To better prepare students for this fast-changing environment, the Ministry of Education (MOE) will adopt four main strategies, he said yesterday.
It will step up efforts to maximise opportunities for disadvantaged students, build multiple pathways for students to hone their strengths, help them develop attitudes and skills beyond book knowledge, and focus more on interdisciplinary learning.
Mr Wong said there are major trends that are already under way that will continue to accelerate, such as online shopping, digital entertainment and virtual communications. These trends will surely continue after Covid-19, he added.
"There will be unequal recovery across industries and countries, post-pandemic, and there will surely be lasting effects on how we live, work and interact with each other for the foreseeable future."
He was speaking on the future of education at the first session of a webinar series by the National University of Singapore (NUS).
The NUS115 Distinguished Speaker Series, with the theme Shaping The Future, celebrates the university's 115th anniversary.
Mr Wong said MOE's first strategy is to double down on ongoing efforts to maximise opportunities for disadvantaged students. The Government will increase investments in research and development to guide such efforts.
"We want to invest more to even out the differences early in life, and give children full access to appropriate health, learning and developmental support," he said.
The second strategy is to ensure that institutions have, and continue to build on, multiple pathways for students to hone their strengths.
"We have long recognised that every child is unique, and we need different approaches to help them learn and grow," Mr Wong said.
He noted that over the years, there has been a wide range of options for students.

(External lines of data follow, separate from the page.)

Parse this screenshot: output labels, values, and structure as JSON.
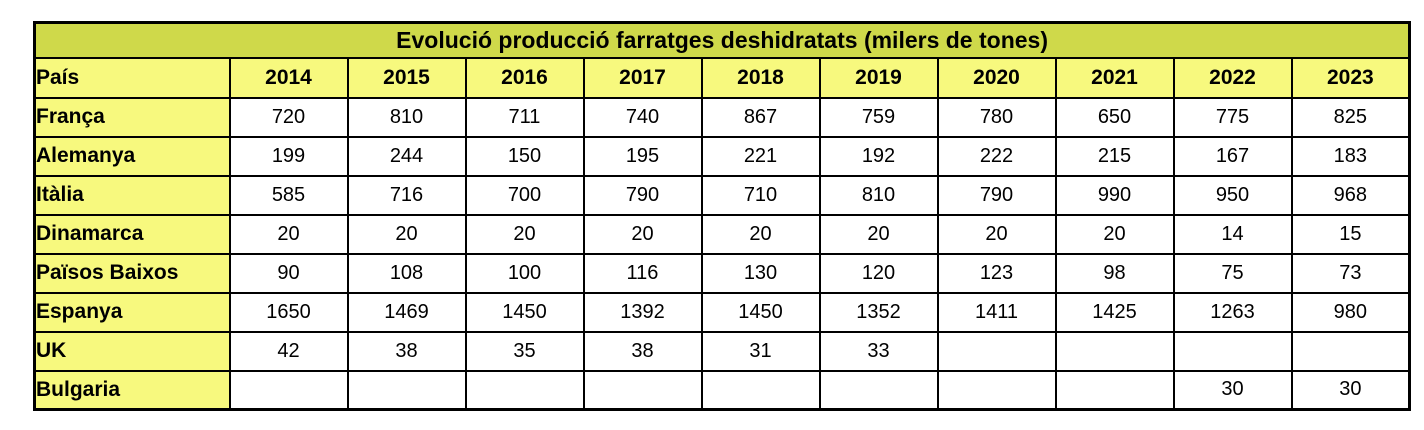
{
  "table": {
    "title": "Evolució producció farratges deshidratats (milers de tones)",
    "corner_header": "País",
    "year_headers": [
      "2014",
      "2015",
      "2016",
      "2017",
      "2018",
      "2019",
      "2020",
      "2021",
      "2022",
      "2023"
    ],
    "rows": [
      {
        "country": "França",
        "values": [
          "720",
          "810",
          "711",
          "740",
          "867",
          "759",
          "780",
          "650",
          "775",
          "825"
        ]
      },
      {
        "country": "Alemanya",
        "values": [
          "199",
          "244",
          "150",
          "195",
          "221",
          "192",
          "222",
          "215",
          "167",
          "183"
        ]
      },
      {
        "country": "Itàlia",
        "values": [
          "585",
          "716",
          "700",
          "790",
          "710",
          "810",
          "790",
          "990",
          "950",
          "968"
        ]
      },
      {
        "country": "Dinamarca",
        "values": [
          "20",
          "20",
          "20",
          "20",
          "20",
          "20",
          "20",
          "20",
          "14",
          "15"
        ]
      },
      {
        "country": "Països Baixos",
        "values": [
          "90",
          "108",
          "100",
          "116",
          "130",
          "120",
          "123",
          "98",
          "75",
          "73"
        ]
      },
      {
        "country": "Espanya",
        "values": [
          "1650",
          "1469",
          "1450",
          "1392",
          "1450",
          "1352",
          "1411",
          "1425",
          "1263",
          "980"
        ]
      },
      {
        "country": "UK",
        "values": [
          "42",
          "38",
          "35",
          "38",
          "31",
          "33",
          "",
          "",
          "",
          ""
        ]
      },
      {
        "country": "Bulgaria",
        "values": [
          "",
          "",
          "",
          "",
          "",
          "",
          "",
          "",
          "30",
          "30"
        ]
      }
    ],
    "colors": {
      "title_bg": "#cfd94a",
      "header_bg": "#f7f97e",
      "cell_bg": "#ffffff",
      "border": "#000000",
      "text": "#000000"
    }
  },
  "chart_data": {
    "type": "table",
    "title": "Evolució producció farratges deshidratats (milers de tones)",
    "unit": "milers de tones",
    "categories": [
      2014,
      2015,
      2016,
      2017,
      2018,
      2019,
      2020,
      2021,
      2022,
      2023
    ],
    "series": [
      {
        "name": "França",
        "values": [
          720,
          810,
          711,
          740,
          867,
          759,
          780,
          650,
          775,
          825
        ]
      },
      {
        "name": "Alemanya",
        "values": [
          199,
          244,
          150,
          195,
          221,
          192,
          222,
          215,
          167,
          183
        ]
      },
      {
        "name": "Itàlia",
        "values": [
          585,
          716,
          700,
          790,
          710,
          810,
          790,
          990,
          950,
          968
        ]
      },
      {
        "name": "Dinamarca",
        "values": [
          20,
          20,
          20,
          20,
          20,
          20,
          20,
          20,
          14,
          15
        ]
      },
      {
        "name": "Països Baixos",
        "values": [
          90,
          108,
          100,
          116,
          130,
          120,
          123,
          98,
          75,
          73
        ]
      },
      {
        "name": "Espanya",
        "values": [
          1650,
          1469,
          1450,
          1392,
          1450,
          1352,
          1411,
          1425,
          1263,
          980
        ]
      },
      {
        "name": "UK",
        "values": [
          42,
          38,
          35,
          38,
          31,
          33,
          null,
          null,
          null,
          null
        ]
      },
      {
        "name": "Bulgaria",
        "values": [
          null,
          null,
          null,
          null,
          null,
          null,
          null,
          null,
          30,
          30
        ]
      }
    ],
    "layout": {
      "header_row": "years",
      "row_labels": "countries",
      "grid": true
    }
  }
}
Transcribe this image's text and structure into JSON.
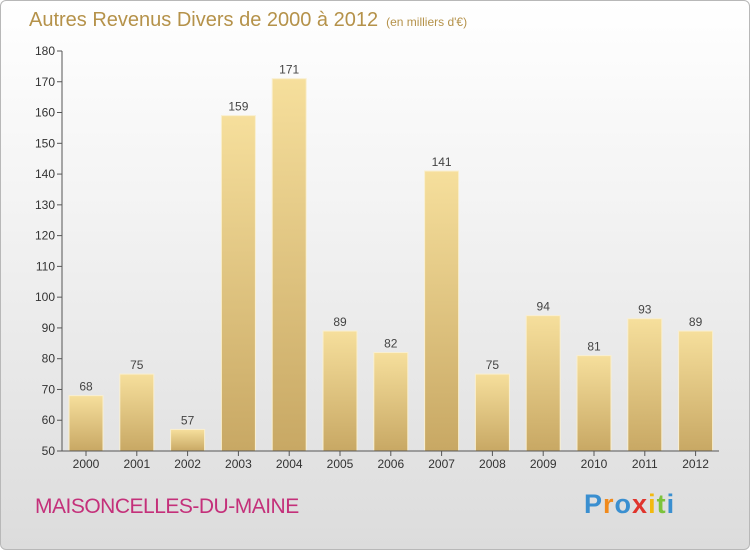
{
  "title": "Autres Revenus Divers de 2000 à 2012",
  "unit": "(en milliers d'€)",
  "commune": "MAISONCELLES-DU-MAINE",
  "logo": {
    "letters": [
      "P",
      "r",
      "o",
      "x",
      "i",
      "t",
      "i"
    ],
    "colors": [
      "#3a8fd0",
      "#f08a1c",
      "#3a8fd0",
      "#e0342c",
      "#f2b90f",
      "#7cc33b",
      "#3a8fd0"
    ]
  },
  "colors": {
    "bar_light": "#f6df9c",
    "bar_dark": "#c8a864",
    "title": "#b5924a",
    "commune": "#c4307a"
  },
  "chart_data": {
    "type": "bar",
    "categories": [
      "2000",
      "2001",
      "2002",
      "2003",
      "2004",
      "2005",
      "2006",
      "2007",
      "2008",
      "2009",
      "2010",
      "2011",
      "2012"
    ],
    "values": [
      68,
      75,
      57,
      159,
      171,
      89,
      82,
      141,
      75,
      94,
      81,
      93,
      89
    ],
    "ylim": [
      50,
      180
    ],
    "yticks": [
      50,
      60,
      70,
      80,
      90,
      100,
      110,
      120,
      130,
      140,
      150,
      160,
      170,
      180
    ],
    "data_labels": true,
    "grid": false,
    "legend": "none"
  }
}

For example, schools such as the NUS High School of Math and Science cater to those with specialised interests.
For those who thrive in a more practical, hands-on learning environment, there are schools such as Crest and Spectra Secondary.
This multiple pathway approach must also extend beyond schools to tertiary education, Mr Wong said.
BEYOND BOOK KNOWLEDGE
Third, students will need to develop attitudes and skills beyond book knowledge.
"The way forward for us is to continue to emphasise our competitive advantage and our human strengths," he said, citing skills such as the ability to build relationships with one another and to collaborate and work in teams.
The fourth strategy is to push for more interdisciplinary learning to support career mobility and "prepare Singaporeans for a more dynamic and uncertain future".
But he cautioned that it is important to get the balance right.
"We don't want to swing from one extreme to the other. Subject specialisation is still necessary and will still be important," he said.